The walkout was not technically a strike because it was not directed at teachers’ employers — the local boards of education — but at the provincial government. Teachers considered the job action an exercise of their democratic right to political protest, while their opponents called it an “illegal strike.” Although Ontario’s attorney general applied for an injunction to end the strike, the courts dismissed the request. In a ruling Nov. 4, Justice James MacPherson ruled, “The teachers have never engaged in a province-wide strike.

They are typically law-abiding people, they are deeply committed to the education of their students and they have behaved in an entirely peaceful fashion … they believe this strike is lawful, … When they point to serious problems in Bill 160, they say they do so in the public interest.” MacPherson advised that legal responsibility for ending the strike rested with the local school boards, through the Ontario Labour Relations Act. The issue was made moot when teachers voluntarily returned to work on Nov. 10. Thus far, teachers’ pay is being docked for work time lost, but disciplinary action has not been taken.

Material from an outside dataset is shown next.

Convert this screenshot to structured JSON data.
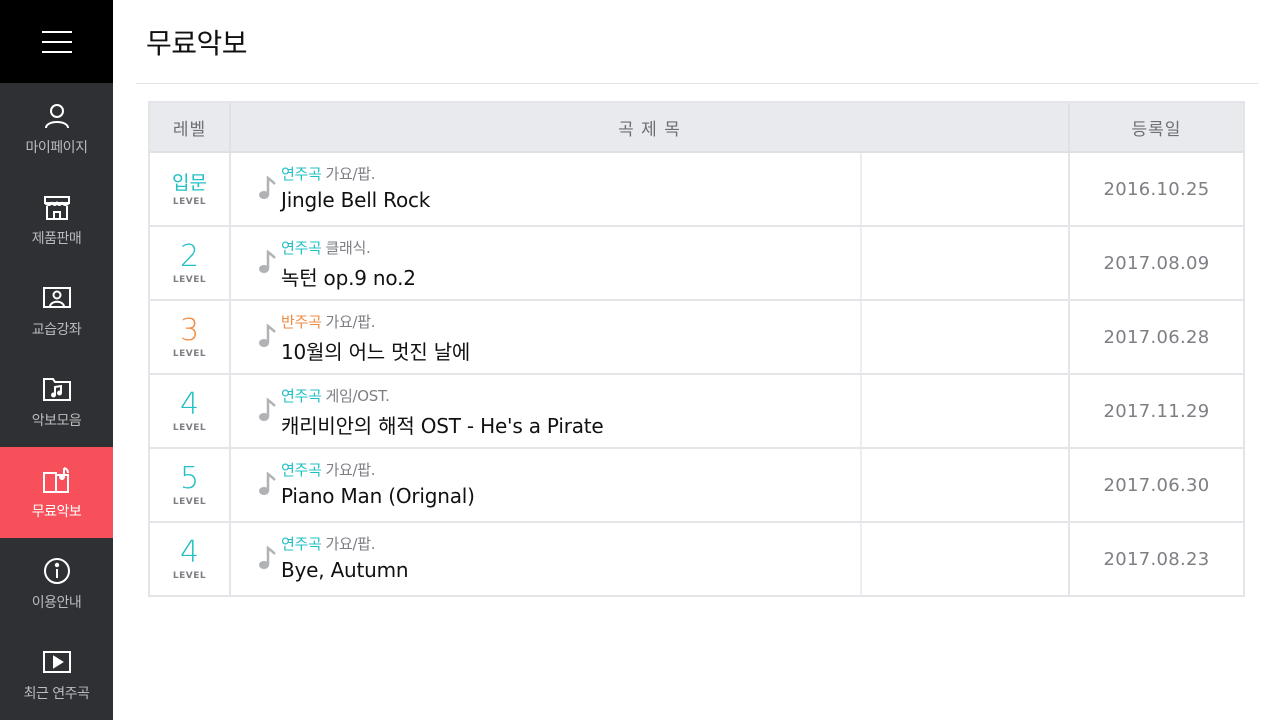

Throughout their protest, teachers received significant public support. Honks, cheers, waves, and thumbs-ups greeted most picketers. Teachers’ federations

throughout Canada sent messages of support, as did many labor leaders and community groups. Meanwhile, the parent group People for Education has started an “apple-green” ribbon campaign to encourage teachers and to protest the bill. Two Toronto-area polls are indicative of public response to the bill. City TV found those who “blamed the government” for the walkout outnumbered those who “blamed teachers’ unions” almost four to one. The Angus Reid group polled parents and found that 59% supported the teachers.

Ellen Michelson, M.A.T. Harvard University, teaches English at Central Technical School in Toronto, where she is her school’s Branch President for the Ontario Secondary School Teachers’ Federation. She is also a member of the Periodical Writers Association of Canada.